A Rebours and the Black Dinner
The whole book is worth your attention... it is, after all, the corruptingly poisonous French novel mentioned in Wilde's The Picture of Dorian Gray and stands as the pinnacle of decadent writing... a form of intense analysis of the flood of impressions and senations... Au Rebours is evil in it's abandonment of external values, of friendship, of community...
But it was the black dinner that has stayed with me... an idea I've tried to replicate several times in the real world
It's not a long passage:
"In the dining room, hung in black and opening on the transformed garden with its ash-powdered walks, its little pool now bordered with basalt and filled with ink, its clumps of cypresses and pines, the dinner had been served on a table draped in black, adorned with baskets of violets and scabiouses, lit by candelabra from which green flames blazed, and by chandeliers from which wax tapers flared.
To the sound of funeral marches played by a concealed orchestra, nude negresses, wearing slippers and stockings of silver cloth with patterns of tears, served the guests.
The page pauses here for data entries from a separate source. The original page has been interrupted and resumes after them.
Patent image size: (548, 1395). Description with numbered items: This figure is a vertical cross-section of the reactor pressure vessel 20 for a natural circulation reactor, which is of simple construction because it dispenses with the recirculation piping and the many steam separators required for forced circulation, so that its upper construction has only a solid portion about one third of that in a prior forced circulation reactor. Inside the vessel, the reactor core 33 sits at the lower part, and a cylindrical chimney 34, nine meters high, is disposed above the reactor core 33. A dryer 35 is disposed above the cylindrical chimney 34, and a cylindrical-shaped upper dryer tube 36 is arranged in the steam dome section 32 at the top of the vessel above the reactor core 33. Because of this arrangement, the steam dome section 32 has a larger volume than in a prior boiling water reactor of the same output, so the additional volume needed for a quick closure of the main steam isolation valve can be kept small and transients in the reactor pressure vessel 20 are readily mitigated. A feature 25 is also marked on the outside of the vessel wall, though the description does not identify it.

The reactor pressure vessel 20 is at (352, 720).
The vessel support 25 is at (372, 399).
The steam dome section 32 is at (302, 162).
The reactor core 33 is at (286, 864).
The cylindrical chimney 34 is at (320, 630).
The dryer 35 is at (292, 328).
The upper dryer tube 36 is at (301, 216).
Out of black-edged plates they had drunk turtle soup and eaten Russian rye bread, ripe Turkish olives, caviar, smoked Frankfort black pudding, game with sauces that were the color of licorice and blacking, truffle gravy, chocolate cream, puddings, nectarines, grape preserves, mulberries and black-heart cherries; they had sipped, out of dark glasses, wines from Limagne, Roussillon, Tenedos, Val de Penas and Porto, and after the coffee and walnut brandy had partaken of kvas and porter and stout."
This passages is short but stands as a Mandelbrot summary of the whole novel and if you dig deeper and you'll find everything; the casual sexuality of the waitresses (the specificity of their stockings is delirious), the intense, almost autistic, attention to detail of a man, preparing a meal that is in spite of the world.
It also stands as a kind of internalized and subjective encyclopedia of the world, as understood by one man, in all it's glory. Lots of deep, botanical and zoological detail; man standing looking at the World as a kind of visiting God, curious as to what his peers have been doing with their creative sparks.
As such, it should also be seen as a forerunner of psychedelia. It is not about drugs, perhaps (they are in here, though) but, to paraphrase Dali, it is drugs. It's a way of looking at the world as a collection of things in themselves (cf. Kant's 'ding an sich'); and Huysman is an outsider merging with the data... and being simultaneously compelled and appalled by his sensations. It's a sense of *apartness * that Sartre then exemplifies in Nausea but it's even more intense here because there is less panic... it's a slow slow descent into a beautiful kind of madness.
I love this book. The words drip off the page. They are delicious and they are richly flavoured.
You could not and should not eat a whole one.